I am a girl of 10 in a family of many children -- boys and girls. I am the youngest. I love them and they love me back. They are all young and I am still small. So small that when we return late after a party I pretend that I am asleep so that a masculine embrace or a feminine warmth can carry me to a fresh bed. It was a spring like any other. A new year came with it, though I can't say how and when.

We were all together. Another joined us late at the New Year table of 1979, got his present and left. I was engrossed in the beauty of flowers -- violets and poppies -- that brought us the colors of freedom from tyranny.

The city was up in smokes. There was general merriment in the air that hid the impending closure of the revolution. My dad? I saw him, his arms akimbo, bringing his walks from the street into the yard and from the yard into the house. I would sometimes see him with his ears against the tiny speaker of his short wave radio. He would pull me to himself and say, there's something wrong here. The excitement that I felt all around me shook with these words. I was also afraid when I saw the knitted brows of the aging nationalist.

When one of us went abroad to celebrate the New Year somewhere else, my father's eyes became fixed on horizon. He took the hands of another sibling and warned that after the spring breeze dark clouds were on the horizon. Yet another sibling announced the death of bourgeois society and liberalism.

Spring was aloft, both the natural kind and the freedom kind. [1]

A year passed, the way a year must. The following New Year, one of us was not around the table and another one arrived last minute to join. Again, anxiety was visible in my father's eyes. We celebrated 1980. I was 11. My father was staring at a door that let each of us out by turns. We spend time with dreamers out on the streets. There were also those who were celebrating the revolution in confiscated houses and I can only remember that I worried about my parents and that I was too short to be able to see what was happening in huddles. I was only able to listen and every now and again I would pull at my brother's sleeves to let them know that I was there. He wouldn't pay me much attention. He was not afraid of anything.

Another year passed. I was 12. War [2] was raging and it was springtime. One more of us were no longer at the New Year table. My fathers' hair had turned whiter. It was 1981. The winter, according to the newspapers, was slightly bloody. Eyes had been gouged out of their sockets, books had been burned, some were clubbing others, and it went both ways. The question of freedom was no longer. Paranoia set in. Everyone was suspect. The spring of freedom tasted of blood. Young soldiers from southern provinces were sent back to their villages, broken.

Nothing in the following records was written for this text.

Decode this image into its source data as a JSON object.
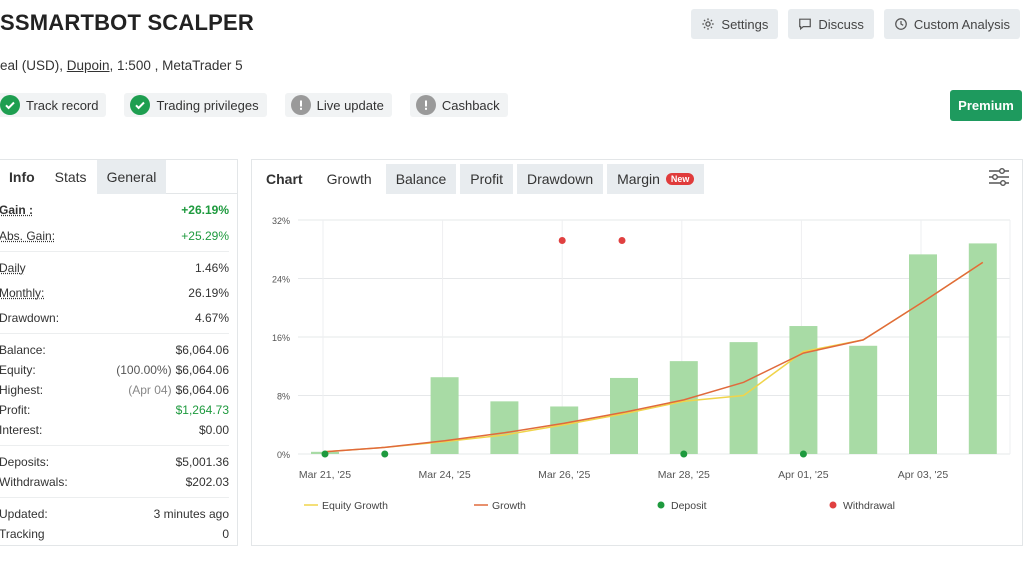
{
  "header": {
    "title": "SSMARTBOT SCALPER",
    "subtitle_prefix": "eal (USD), ",
    "broker": "Dupoin",
    "subtitle_suffix": ", 1:500 , MetaTrader 5"
  },
  "actions": {
    "settings": "Settings",
    "discuss": "Discuss",
    "custom_analysis": "Custom Analysis",
    "premium": "Premium"
  },
  "badges": {
    "track_record": "Track record",
    "trading_privileges": "Trading privileges",
    "live_update": "Live update",
    "cashback": "Cashback"
  },
  "left_tabs": {
    "info": "Info",
    "stats": "Stats",
    "general": "General"
  },
  "stats": {
    "gain": {
      "label": "Gain :",
      "value": "+26.19%"
    },
    "abs_gain": {
      "label": "Abs. Gain:",
      "value": "+25.29%"
    },
    "daily": {
      "label": "Daily",
      "value": "1.46%"
    },
    "monthly": {
      "label": "Monthly:",
      "value": "26.19%"
    },
    "drawdown": {
      "label": "Drawdown:",
      "value": "4.67%"
    },
    "balance": {
      "label": "Balance:",
      "value": "$6,064.06"
    },
    "equity": {
      "label": "Equity:",
      "pre": "(100.00%)",
      "value": "$6,064.06"
    },
    "highest": {
      "label": "Highest:",
      "pre": "(Apr 04)",
      "value": "$6,064.06"
    },
    "profit": {
      "label": "Profit:",
      "value": "$1,264.73"
    },
    "interest": {
      "label": "Interest:",
      "value": "$0.00"
    },
    "deposits": {
      "label": "Deposits:",
      "value": "$5,001.36"
    },
    "withdrawals": {
      "label": "Withdrawals:",
      "value": "$202.03"
    },
    "updated": {
      "label": "Updated:",
      "value": "3 minutes ago"
    },
    "tracking": {
      "label": "Tracking",
      "value": "0"
    }
  },
  "chart_tabs": {
    "chart": "Chart",
    "growth": "Growth",
    "balance": "Balance",
    "profit": "Profit",
    "drawdown": "Drawdown",
    "margin": "Margin",
    "new": "New"
  },
  "colors": {
    "bar": "#a8dba5",
    "growth": "#e06a3c",
    "equity": "#f0d44a",
    "deposit": "#1e9a3e",
    "withdrawal": "#e04040",
    "premium": "#1e9a5e"
  },
  "chart_data": {
    "type": "bar+line",
    "y_ticks": [
      "0%",
      "8%",
      "16%",
      "24%",
      "32%"
    ],
    "ylim": [
      0,
      32
    ],
    "x_tick_labels": [
      "Mar 21, '25",
      "Mar 24, '25",
      "Mar 26, '25",
      "Mar 28, '25",
      "Apr 01, '25",
      "Apr 03, '25"
    ],
    "bars": [
      0.3,
      0,
      10.5,
      7.2,
      6.5,
      10.4,
      12.7,
      15.3,
      17.5,
      14.8,
      27.3,
      28.8
    ],
    "growth": [
      0.3,
      0.9,
      1.8,
      2.9,
      4.2,
      5.7,
      7.4,
      9.8,
      13.8,
      15.6,
      20.8,
      26.2
    ],
    "equity_growth": [
      0.3,
      0.9,
      1.7,
      2.6,
      4.0,
      5.5,
      7.2,
      8.0,
      14.0,
      15.6,
      20.8,
      26.2
    ],
    "deposits_at": [
      0,
      1,
      6,
      8
    ],
    "withdrawals_at": [
      4,
      5
    ],
    "legend": [
      "Equity Growth",
      "Growth",
      "Deposit",
      "Withdrawal"
    ],
    "legend_position": "bottom"
  }
}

Another year passed. I was left with my parents and four of us were absent at the table. It was 1982. Apprehension in my mother's eyes took the color of tears. My father's hairs braided in between his hands and this meant that nothing was right, that something was seriously wrong. Books had vanished into hiding. Photographs had been burnt or shredded. Reception on the radio crackled and in those days I hated the radio and was afraid of the television. Dead bodies were on display in front of cameras. They had come either from the front or were pulled out from among the rubble to make room for hatred.

My classmate's brother had come from the western front and she came to the classroom on the following week with red eyes. Her street took his name whose body was no longer. I dreamt at nights and a bit later my brother's was only a name in the birth certificate of my parents.

Was it a New Year? No. It was 1983. Just that and these years were the years of war, betrayal, accusations and death. My father's hair turned white altogether and my mother's eyes welled up with pearl color tears.

From the time that I no longer remember, years were years of forgetfulness. There is something hidden in the history of this period, but it is a treasure that the dragon of time is sleeping on.

It is now the year of 2009. Thirty years have passed. I am 40 and one thing is still with me: When the New Year comes, tears roll down. I shed my despair and inhale my hopes with the air.

When the New Year comes
I will do something about your sky
When the spring comes I will think of your sky
And my own hidden lines.

[1] One of the slogans of the revolution celebrated it as a new spring season of freedom.
[2] The Iran-Iraq war started in September 1980 and lasted until August 1988.